Posts Tagged ‘buyer’

Confessions of a Shopaholic

If you think you are visiting a fan site of the popular Isla Fisher’s starred movie, sorry you have to move on.  I am conveniently stealing the catchy movie title in an attempt to help readers understand what I do and what I am writing about.  Believe me, it’s never easy to describe what I do to friends and families.  I believe as of this date, my mom and dad still have no idea what I do as a living. 

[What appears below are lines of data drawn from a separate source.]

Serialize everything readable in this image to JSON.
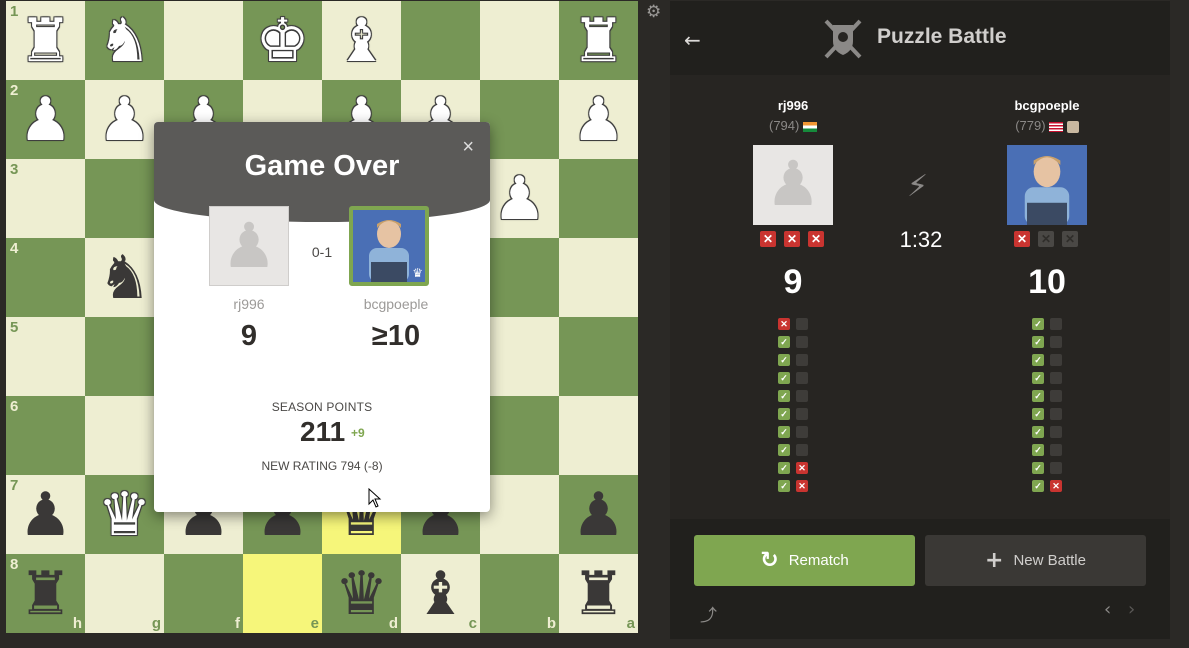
{
  "board": {
    "squares": [
      [
        "wR",
        "wN",
        "",
        "wK",
        "wB",
        "",
        "",
        "wR"
      ],
      [
        "wP",
        "wP",
        "wP",
        "",
        "wP",
        "wP",
        "",
        "wP"
      ],
      [
        "",
        "",
        "",
        "",
        "",
        "",
        "wP",
        ""
      ],
      [
        "",
        "bN",
        "",
        "",
        "",
        "",
        "",
        ""
      ],
      [
        "",
        "",
        "",
        "",
        "",
        "",
        "",
        ""
      ],
      [
        "",
        "",
        "",
        "",
        "",
        "",
        "",
        ""
      ],
      [
        "bP",
        "wQ",
        "bP",
        "bP",
        "bQ",
        "bP",
        "",
        "bP"
      ],
      [
        "bR",
        "",
        "",
        "",
        "bQ",
        "bB",
        "",
        "bR"
      ]
    ],
    "rank_labels": [
      "1",
      "2",
      "3",
      "4",
      "5",
      "6",
      "7",
      "8"
    ],
    "file_labels": [
      "h",
      "g",
      "f",
      "e",
      "d",
      "c",
      "b",
      "a"
    ],
    "highlighted": [
      "6-4",
      "7-3"
    ]
  },
  "pieces": {
    "wK": "♚",
    "wQ": "♛",
    "wR": "♜",
    "wB": "♝",
    "wN": "♞",
    "wP": "♟",
    "bK": "♚",
    "bQ": "♛",
    "bR": "♜",
    "bB": "♝",
    "bN": "♞",
    "bP": "♟"
  },
  "modal": {
    "title": "Game Over",
    "close": "×",
    "result": "0-1",
    "player1": {
      "name": "rj996",
      "score": "9"
    },
    "player2": {
      "name": "bcgpoeple",
      "score": "≥10"
    },
    "season_label": "SEASON POINTS",
    "season_points": "211",
    "season_delta": "+9",
    "new_rating": "NEW RATING 794 (-8)"
  },
  "panel": {
    "title": "Puzzle Battle",
    "back_icon": "arrow-left-icon",
    "player1": {
      "name": "rj996",
      "rating": "(794)",
      "score": "9",
      "strikes": [
        true,
        true,
        true
      ]
    },
    "player2": {
      "name": "bcgpoeple",
      "rating": "(779)",
      "score": "10",
      "strikes": [
        true,
        false,
        false
      ]
    },
    "timer": "1:32",
    "results1": [
      [
        "bad",
        "empty"
      ],
      [
        "ok",
        "empty"
      ],
      [
        "ok",
        "empty"
      ],
      [
        "ok",
        "empty"
      ],
      [
        "ok",
        "empty"
      ],
      [
        "ok",
        "empty"
      ],
      [
        "ok",
        "empty"
      ],
      [
        "ok",
        "empty"
      ],
      [
        "ok",
        "bad"
      ],
      [
        "ok",
        "bad"
      ]
    ],
    "results2": [
      [
        "ok",
        "empty"
      ],
      [
        "ok",
        "empty"
      ],
      [
        "ok",
        "empty"
      ],
      [
        "ok",
        "empty"
      ],
      [
        "ok",
        "empty"
      ],
      [
        "ok",
        "empty"
      ],
      [
        "ok",
        "empty"
      ],
      [
        "ok",
        "empty"
      ],
      [
        "ok",
        "empty"
      ],
      [
        "ok",
        "bad"
      ]
    ],
    "rematch_label": "Rematch",
    "new_battle_label": "New Battle"
  },
  "colors": {
    "accent": "#7fa650",
    "strike": "#c93430",
    "light": "#eeeed2",
    "dark": "#769656",
    "highlight": "#f6f67a"
  }
}
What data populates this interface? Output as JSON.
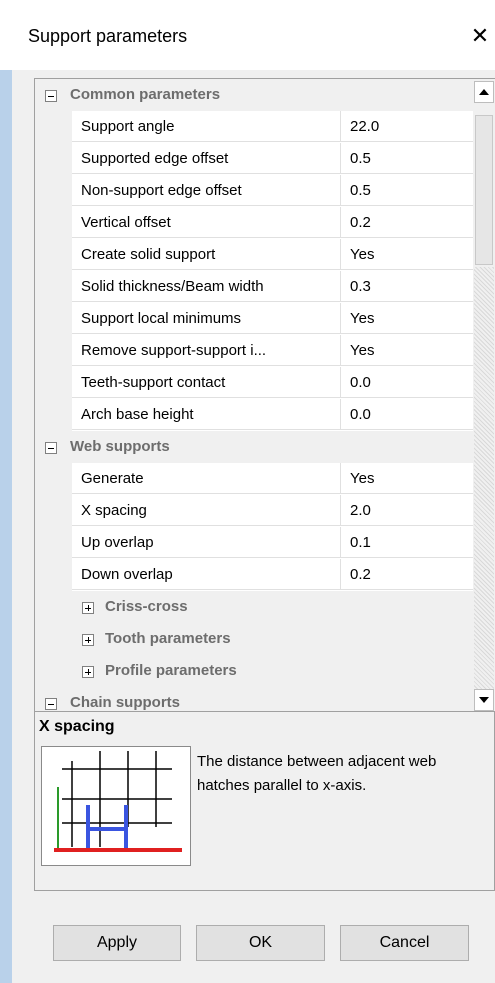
{
  "window": {
    "title": "Support parameters",
    "close_glyph": "✕"
  },
  "grid": {
    "categories": [
      {
        "label": "Common parameters",
        "expander": "minus",
        "rows": [
          {
            "name": "Support angle",
            "value": "22.0"
          },
          {
            "name": "Supported edge offset",
            "value": "0.5"
          },
          {
            "name": "Non-support edge offset",
            "value": "0.5"
          },
          {
            "name": "Vertical offset",
            "value": "0.2"
          },
          {
            "name": "Create solid support",
            "value": "Yes"
          },
          {
            "name": "Solid thickness/Beam width",
            "value": "0.3"
          },
          {
            "name": "Support local minimums",
            "value": "Yes"
          },
          {
            "name": "Remove support-support i...",
            "value": "Yes"
          },
          {
            "name": "Teeth-support contact",
            "value": "0.0"
          },
          {
            "name": "Arch base height",
            "value": "0.0"
          }
        ]
      },
      {
        "label": "Web supports",
        "expander": "minus",
        "rows": [
          {
            "name": "Generate",
            "value": "Yes"
          },
          {
            "name": "X spacing",
            "value": "2.0"
          },
          {
            "name": "Up overlap",
            "value": "0.1"
          },
          {
            "name": "Down overlap",
            "value": "0.2"
          }
        ],
        "subcategories": [
          {
            "label": "Criss-cross",
            "expander": "plus"
          },
          {
            "label": "Tooth parameters",
            "expander": "plus"
          },
          {
            "label": "Profile parameters",
            "expander": "plus"
          }
        ]
      },
      {
        "label": "Chain supports",
        "expander": "minus"
      }
    ]
  },
  "scrollbar": {
    "up_icon": "scroll-up-arrow-icon",
    "down_icon": "scroll-down-arrow-icon"
  },
  "help": {
    "title": "X spacing",
    "description": "The distance between adjacent web hatches parallel to x-axis.",
    "illustration_icon": "web-hatch-diagram-icon"
  },
  "buttons": {
    "apply": "Apply",
    "ok": "OK",
    "cancel": "Cancel"
  },
  "colors": {
    "frame": "#b9d1ea",
    "dialog_bg": "#f0f0f0",
    "category_text": "#6d6d6d",
    "diagram_blue": "#3a55e0",
    "diagram_red": "#e02020",
    "diagram_green": "#2a9a2a"
  }
}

There are two sides of a coin for this however.  We do get typecast sometimes but only to those in the know, or at least to those who have rather strong opinions about “people like us” in their workplace.  I may not agree to what they think, but at least you could have a conversation with them afterwards.  It’s professions like lawyers, bankers, realtors, and financial planners which people sometimes make fun of by reflex, which I still do not understand why.  Well, I console myself thinking that at least I don’t drive people away, but to be honest, too many people I met still have no idea what I do as a living after the several times that I told them.  Perhaps Superman or Batman should use my profession as disguise.  Unflashy boring work that nobody would remember.


So cut to the chase. I am a shopaholic.  I buy things for a living, and I mean on a daily basis.  Its value can sum up to millions of dollars and I do that without the blink of an eye.  In fact, a 10 dollar buy and a 10 million buy is not much of a difference to me.  Well, what I buy is not for me, but for my employers.   “Oh I get it!  So you are a fashion buyer? ” I get this a lot, perhaps due to the overwhelming popularity of “The Devil Wears Prada”, or that Hong Kong houses a lot of merchandising and fashion buyers in this megacity famed for its re-exports and international trading.  No, I am not.  I buy things for the corporate that I work for, and they are nothing glamorous or flashy like putting merchandise on the racks of Dolce & Gabbana or Gucci.  This is where I lost most people.  They politely smiled and winked at the next better acquaintances they see hoping to be pulled out of this boring conversation.  I fantasized I am Superman while adjusting my square glasses and moved on.

Instead of rushing into a public telephone booth to rip off my suit and reveal my awesome Superman outfit, I return to my office to follow-up on  work stuff just like any 9 to 5 white-collar job.  Unlike  Rebecca Bloomwood (Isla Fisher), there is no rush or high from shopping for the corporate.  There is no plastic (ahem, there actually is, which I shall tell later), no personal shopper, no gift wrap, no 30-day unconditional return guarantee.  Very often I don’t even want to make the purchase because the needs are either unwarranted or, like Rebecca Bloomwood in her case, we are simply broke.

Yes, for all the hard work that the product or service salespeople put in to reel in the cash, large multinationals do get broke merely because they have spent it all away.

And we are here to help prevent that.

Well, don’t get me wrong.  There is nothing heroic about it.  The profession has been here for ages but the recognition and awareness just isn’t there.  I don’t intend to make this an academic blog of my profession, and in fact I’d love to take a more light heartened look of myself.  If my readers happen to get a bit of professional knowledge from my posts I would be grateful.  I will be equally delighted if my readers get a kick out of my observations over a drink or two.  I believe it is our individual personalities that shape our work and results, and I want my readers to feel my personality through this blog.  Better yet, I am still looking for the perfect and concise answer to the simplest cocktail party question: “What do you do?”